New Star-Bulletin format will make news more accessible
THE Star-Bulletin will unveil a new format tomorrow that makes it easier and quicker to get the news you want and need.
We hear regularly how you are squeezed by time, so we have designed a newspaper that will provide the basic facts of a story and, if you want more, an in-depth version.
Also, research shows that the overwhelming majority of newspaper readers hate stories that "jump," or are continued from the front page of a section to a page inside, so we are eliminating jumps.
Newspapers traditionally have been slow to change -- a trait magnified in the past decade by the Internet. As a result, papers generally look the same.
To break that mold, the publisher, myself and assistant editor Michael Rovner, who is in charge of the paper's design, along with other editors started with the premise: "Newspaper Meets the Web Site." The result is a newspaper that is unique in the industry and, similar to Web sites, offers options.
Here is how it will work:
On Page A1 and the front page of the Sports and Business sections, we will have summaries, short stories, graphics and/or photos on the top four or five stories of the day. These will provide "just the facts." Page A1 will also include a digest that includes key stories from all sections and our national/international news report. After looking at the front page, you will have a grasp of all major news of the day.

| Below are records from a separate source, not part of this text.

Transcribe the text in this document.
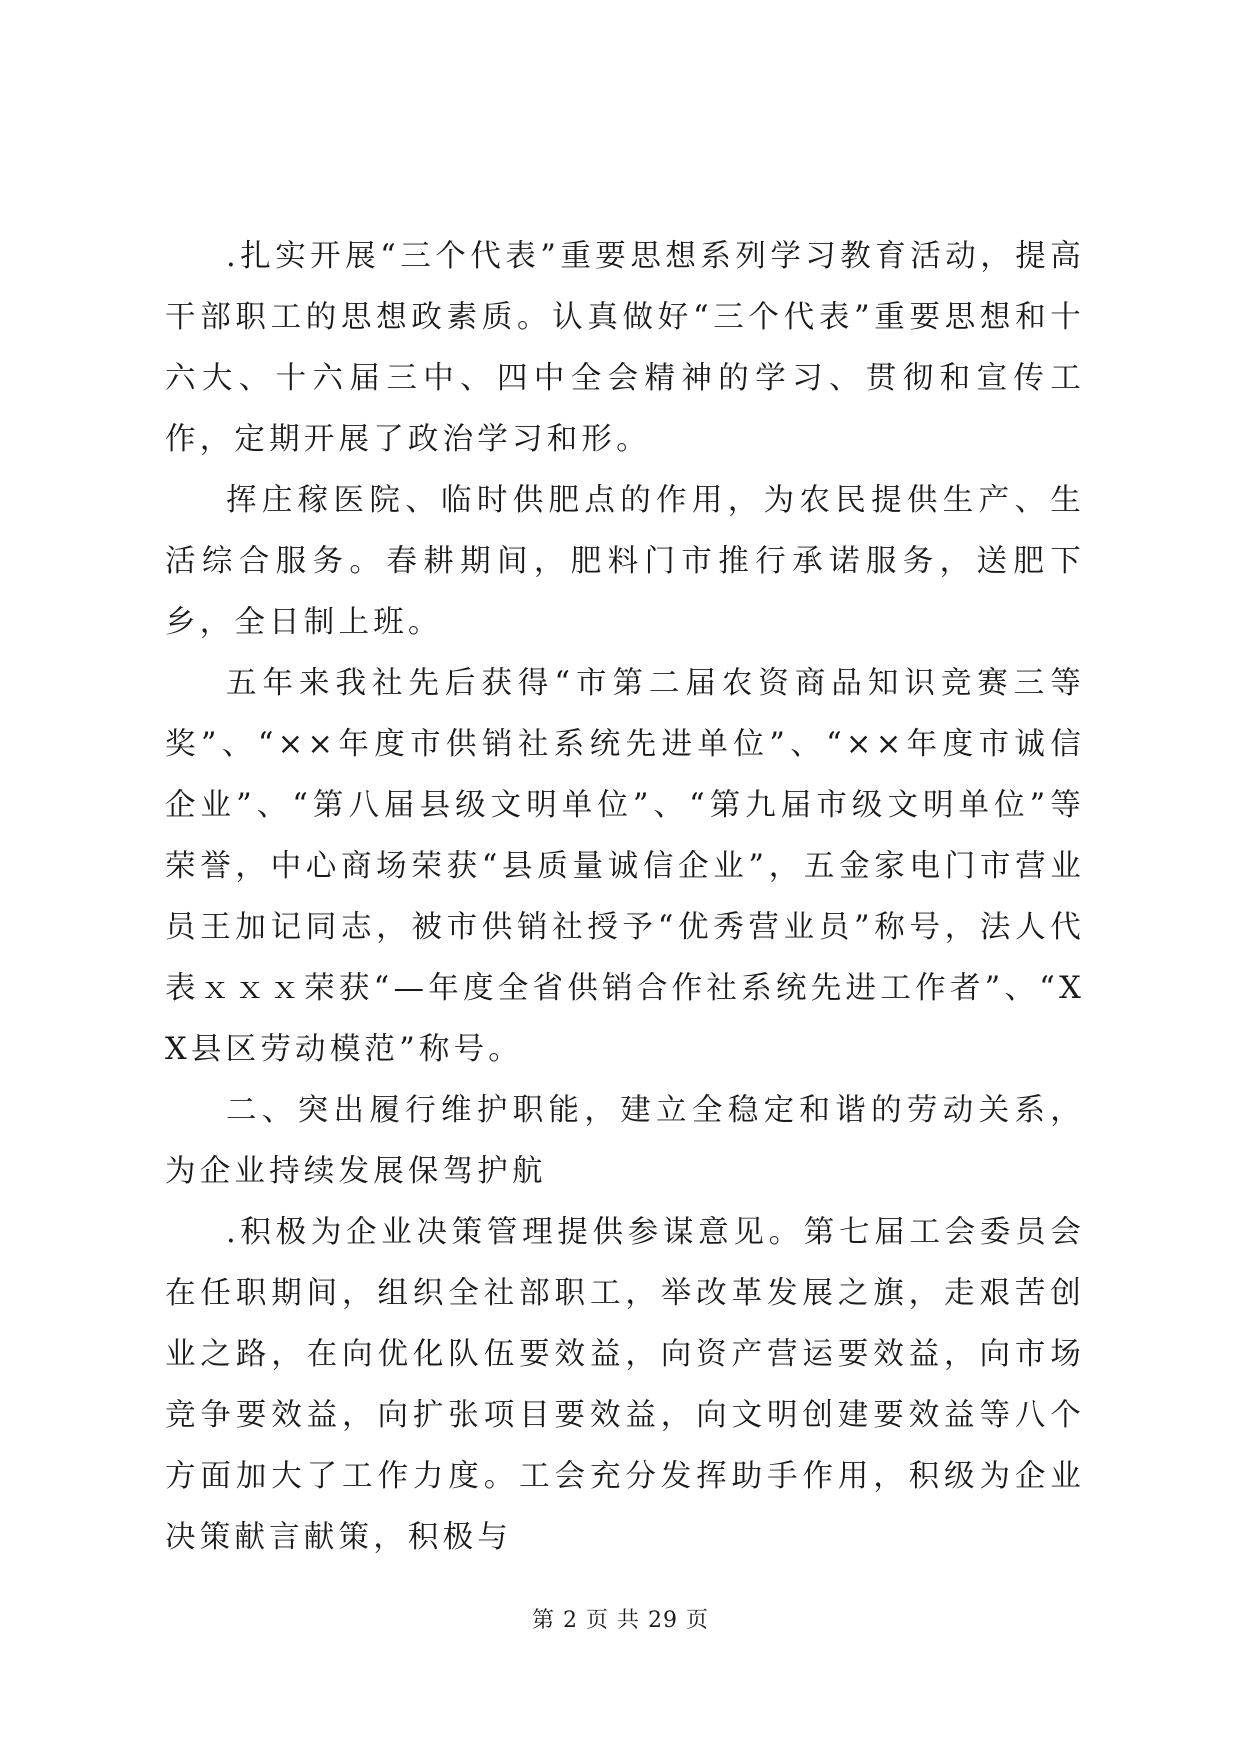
.扎实开展“三个代表”重要思想系列学习教育活动，提高干部职工的思想政素质。认真做好“三个代表”重要思想和十六大、十六届三中、四中全会精神的学习、贯彻和宣传工作，定期开展了政治学习和形。

挥庄稼医院、临时供肥点的作用，为农民提供生产、生活综合服务。春耕期间，肥料门市推行承诺服务，送肥下乡，全日制上班。

五年来我社先后获得“市第二届农资商品知识竞赛三等奖”、“××年度市供销社系统先进单位”、“××年度市诚信企业”、“第八届县级文明单位”、“第九届市级文明单位”等荣誉，中心商场荣获“县质量诚信企业”，五金家电门市营业员王加记同志，被市供销社授予“优秀营业员”称号，法人代表ｘｘｘ荣获“—年度全省供销合作社系统先进工作者”、“XX县区劳动模范”称号。

二、突出履行维护职能，建立全稳定和谐的劳动关系，为企业持续发展保驾护航

.积极为企业决策管理提供参谋意见。第七届工会委员会在任职期间，组织全社部职工，举改革发展之旗，走艰苦创业之路，在向优化队伍要效益，向资产营运要效益，向市场竞争要效益，向扩张项目要效益，向文明创建要效益等八个方面加大了工作力度。工会充分发挥助手作用，积级为企业决策献言献策，积极与

第 2 页 共 29 页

If after reading the summaries on A1 or the cover pages of sections you would like an in-depth story, a page number will direct you to a story with more details. Think of it as clicking on a link on Page A1 or the cover pages to a story inside the section. Stories inside will run about as long as they do now, when warranted -- this is not a format that has as its goal shorter stories throughout the paper.
The Today section will have a different look from the rest of the sections, primarily because its subject matter lends itself to bigger layouts. But no story will jump from the first page.
Also in Today, columnists who have been featured regularly on our Entertainment page -- Jason Yadao (Cel Shaded), Jason Genegabus (In the Mix) and Katherine Nichols (Screen Time) -- will move to the second page of the section. We no longer will have a full page dedicated to popular entertainment, but all the elements, such as the Top 10 lists and reviews of new CD and DVD releases, will find a home elsewhere in the section. The People report will move to the inside back page of the section.
The overall result of our "Newspaper Meets the Web Site" approach is a paper that offers you options -- summaries or entire stories -- rather than forcing you to endure jumps from every section cover to inside pages.
As Hawaii's oldest continuously published daily newspaper, we truly appreciated the widespread support we received from the community in 2000 when the owner of the other paper tried to shut us down. You wanted a second newspaper in the community, and we have tried to live up to your expectations. Our new format continues our efforts to meet your changing needs.